When I put a newly purchased DVD into my laptop, a number of things happen before I am allowed to view it. One such thing is a check to see if I am allowed to play this DVD, by way of a mechanism called a region code. It is by this mechanism that i am unable to play DVDs legally purchased in the UK (I am a citizen of the United States) and am forced to find other methods to access content that I have purchased (in this case, either downloading an “illegal” copy of material I own or committing a felony in order to circumvent these controls). FairPlay DRM is, as usual, “good enough” for most people. In fact, it is slightly more open than systems put in place by competitors.
That shouldn’t be an endorsement, however. The lock-downs that exist serve no purpose beyond controlling the experience of listening to music. The claim that it stems wholesale illegal piracy is laughable, as Mr. Jobs has stated. I challenge an executive of the recording industry to consider another path, one that will ultimately help your organization more than DRM both in gathering goodwill and by locating those who operate outside the bounds of law.
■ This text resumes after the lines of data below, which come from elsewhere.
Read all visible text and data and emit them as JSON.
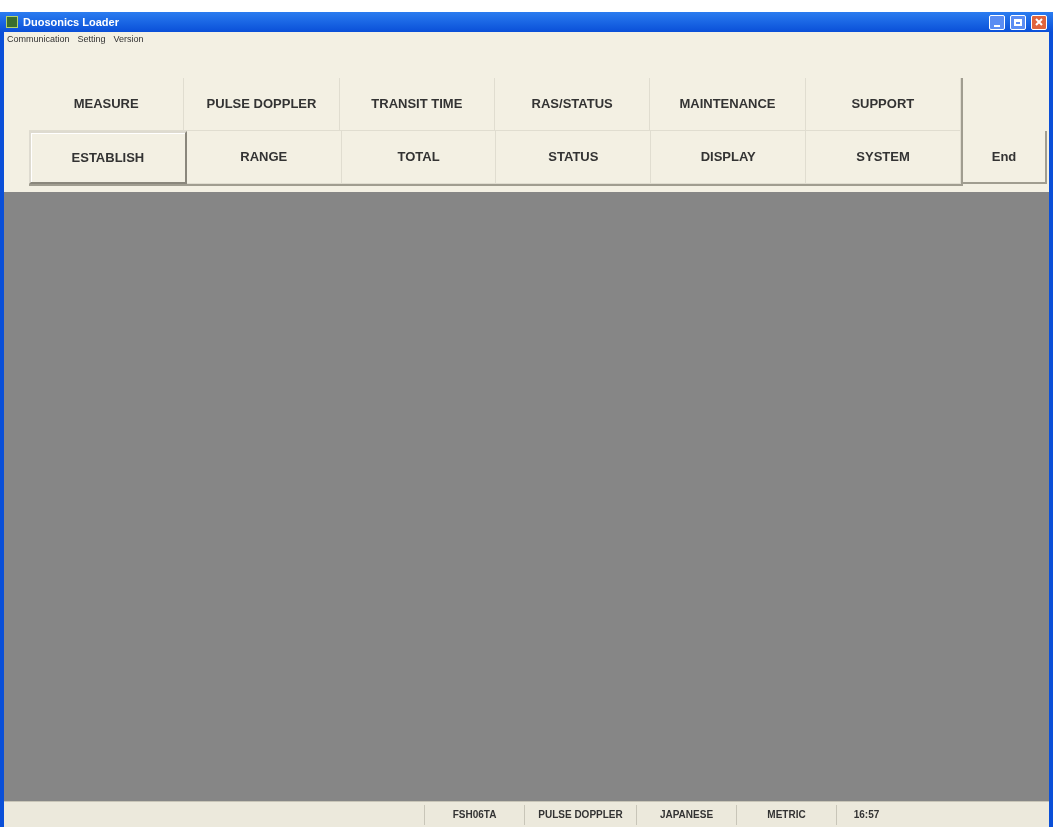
{
  "window": {
    "title": "Duosonics Loader"
  },
  "menu": [
    "Communication",
    "Setting",
    "Version"
  ],
  "function_buttons": [
    [
      {
        "label": "MEASURE",
        "selected": false
      },
      {
        "label": "PULSE DOPPLER",
        "selected": false
      },
      {
        "label": "TRANSIT TIME",
        "selected": false
      },
      {
        "label": "RAS/STATUS",
        "selected": false
      },
      {
        "label": "MAINTENANCE",
        "selected": false
      },
      {
        "label": "SUPPORT",
        "selected": false
      }
    ],
    [
      {
        "label": "ESTABLISH",
        "selected": true
      },
      {
        "label": "RANGE",
        "selected": false
      },
      {
        "label": "TOTAL",
        "selected": false
      },
      {
        "label": "STATUS",
        "selected": false
      },
      {
        "label": "DISPLAY",
        "selected": false
      },
      {
        "label": "SYSTEM",
        "selected": false
      }
    ]
  ],
  "end_button": "End",
  "status_bar": [
    "FSH06TA",
    "PULSE DOPPLER",
    "JAPANESE",
    "METRIC",
    "16:57"
  ]
}
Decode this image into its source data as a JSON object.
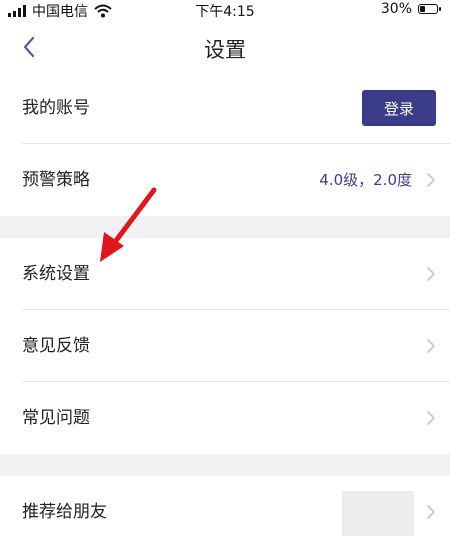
{
  "status_bar": {
    "carrier": "中国电信",
    "time": "下午4:15",
    "battery_percent": "30%",
    "battery_level": 0.3,
    "signal_icon": "signal-bars-icon",
    "wifi_icon": "wifi-icon"
  },
  "nav": {
    "title": "设置",
    "back_icon": "chevron-left-icon"
  },
  "account": {
    "label": "我的账号",
    "login_label": "登录"
  },
  "warning_policy": {
    "label": "预警策略",
    "value": "4.0级，2.0度"
  },
  "menu": {
    "system_settings": "系统设置",
    "feedback": "意见反馈",
    "faq": "常见问题",
    "recommend": "推荐给朋友"
  },
  "colors": {
    "accent": "#3b3c89",
    "value_text": "#3b3f8a",
    "section_gap": "#f2f2f4",
    "annotation_arrow": "#e0161c",
    "chevron": "#c7c7cc"
  }
}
Add a digital fingerprint to every song purchased from any online store. Use this data to track a song through piracy sites, and if you find a song purchased from this future iTunes, go back to Apple and request the information of the person responsible for purchasing the song in the first place. In this future, unlike the current “well, we are pretty sure it was Mr. Smith,” you have irrefutable evidence as to who illegally distributed your copyrighted works and are able to charge him or her accordingly. This way, you stop charging elderly people who don’t even own computers with electronic copyright infringement and start charging the people actually responsible. In fact (as proven by the success of iTunes), I think you would find that this system would (slightly) help in stemming theft of music and ultimately help your bottom line.
You just need to let go of your control of my eardrums. I do actually own them, not you.